WASHINGTON — In an ambitious gesture to their business allies, House Republicans passed legislation Friday to reduce what the GOP calls "an avalanche" of unneeded, costly regulations. Opponents call the bill an attempt to prevent the government from protecting Americans at their workplaces, in their homes and when they want a breath of fresh air.
The 253-167 vote sent the bill to the Democratic-run Senate, where it's likely to die. Just in case, the White House has issued a veto threat.
Republicans insist the mostly technical legislation would simply force federal agencies to follow presidential directives that have often been ignored — including seeking with the lowest cost. The objective, the GOP says, is to allow companies to use their money to hire workers.
But Democrats, the White House, and government watchdog groups insist the aim is to get rid of aggressive rules approved by the Obama administration — regulations that businesses complain about constantly.
"America faces an avalanche of unnecessary federal regulatory costs," Rep. Lamar Smith, R-Texas, the House Judiciary Committee chairman, said during House debate. "Yet the Obama administration seeks to add billions more to that cost."

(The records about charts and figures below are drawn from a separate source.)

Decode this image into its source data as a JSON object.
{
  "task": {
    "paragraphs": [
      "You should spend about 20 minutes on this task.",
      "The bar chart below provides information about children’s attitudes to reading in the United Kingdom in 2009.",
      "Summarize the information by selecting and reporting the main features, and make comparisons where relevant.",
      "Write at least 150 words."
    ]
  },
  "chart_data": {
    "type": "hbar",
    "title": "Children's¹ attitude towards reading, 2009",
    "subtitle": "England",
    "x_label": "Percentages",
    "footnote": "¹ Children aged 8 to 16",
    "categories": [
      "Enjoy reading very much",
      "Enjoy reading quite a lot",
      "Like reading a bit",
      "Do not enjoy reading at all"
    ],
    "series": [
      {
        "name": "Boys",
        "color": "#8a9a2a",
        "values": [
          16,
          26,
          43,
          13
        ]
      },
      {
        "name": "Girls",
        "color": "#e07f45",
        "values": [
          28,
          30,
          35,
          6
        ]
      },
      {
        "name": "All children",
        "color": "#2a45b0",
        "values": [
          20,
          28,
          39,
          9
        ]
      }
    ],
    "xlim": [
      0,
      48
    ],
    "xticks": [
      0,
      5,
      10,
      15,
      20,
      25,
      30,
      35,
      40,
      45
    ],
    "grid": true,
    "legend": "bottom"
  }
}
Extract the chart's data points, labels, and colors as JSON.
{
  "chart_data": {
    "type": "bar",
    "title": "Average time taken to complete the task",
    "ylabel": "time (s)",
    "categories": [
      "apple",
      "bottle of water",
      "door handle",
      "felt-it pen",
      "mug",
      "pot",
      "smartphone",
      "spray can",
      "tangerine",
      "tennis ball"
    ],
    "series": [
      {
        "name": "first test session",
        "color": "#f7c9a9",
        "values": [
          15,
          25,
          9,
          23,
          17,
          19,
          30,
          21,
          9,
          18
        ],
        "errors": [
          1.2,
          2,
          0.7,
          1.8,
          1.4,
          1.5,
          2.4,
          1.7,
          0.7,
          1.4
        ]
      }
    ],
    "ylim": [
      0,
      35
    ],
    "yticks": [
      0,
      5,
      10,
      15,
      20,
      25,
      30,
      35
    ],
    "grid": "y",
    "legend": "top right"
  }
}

Democratic Rep. George Miller of California denounced the bill, saying the U.S. has spent great time and effort "to ensure when workers go to work every day, they will return safely to their home."
"This legislation begins to bring that to an end because it would needlessly and recklessly expose our workers to injuries," said Miller, the senior Democrat on the House Education and the Workforce Committee.
At this point, the fight over this and other anti-regulation bills approved by the GOP-led House is mainly a 2012 campaign issue, since they have little chance in the Democratic-run Senate.
The GOP effort is not finished. Next week, the House is expected to pass a bill that would make it easier for Congress to kill proposed rules.
Republicans agree the bill passed Friday would have a major impact on regulators but argue that's because it's not difficult for agencies to ignore presidential directives that don't have the force of law. Supporters and opponents agree on the major impact, but not much else.
—The opponents insist the bill would require agencies to consider any suggestions by interested parties, allowing opponents to dial up their lobbyists to keep offering changes and delaying a proposed rule. Republicans disagree, saying there's no change in the 60-day comment period for minor regulations and 120 days for major rules projected to cost at least $100 million.
—The bill would require an earlier analysis of costs and benefits, a provision that opponents argue would lead to misinformation that could cause delays. Republicans counter that agencies now misuse the analysis to justify the decisions they already made.
—Opponents object to additional proceedings for rules with a projected cost of more than $1 billion. Republicans argue there are only seven such regulations pending, including a now-delayed rule on boiler emissions. They said the hearing could be scheduled quickly and would not have to delay the final action.
Until now, Republicans have focused on derailing specific rules and regulations from the Obama administration, many of them from the Environmental Protection Agency. The latest effort, and the next bill giving Congress greater control over regulations, would cover the entire federal government.
OMB Watch, an advocacy organization that tracks federal regulations, said that if the bill were already law, it would have stopped the government from issuing its finding that greenhouse gases endanger public health. The group said it also would have hindered the government's efforts to declare a popular weed killer dangerous, make statements about the effects of too much salt on people's health and issue a strong rule on lead in gasoline.
Republicans received support from Rep. Collin Peterson, D-Minn., top Democrat on the Agriculture Committee.
"In agriculture we have been dealing with innumerable problems that have been brought by regulations that are not properly vetted and seem to be for people that have a lack of understanding of exactly what's going on in agriculture," he said.
"So this legislation gives us an overhaul ... to make sure that we have more openness, more transparency, more accountability in these regulations. More time, more analysis."
Nineteen Democrats voted for the bill.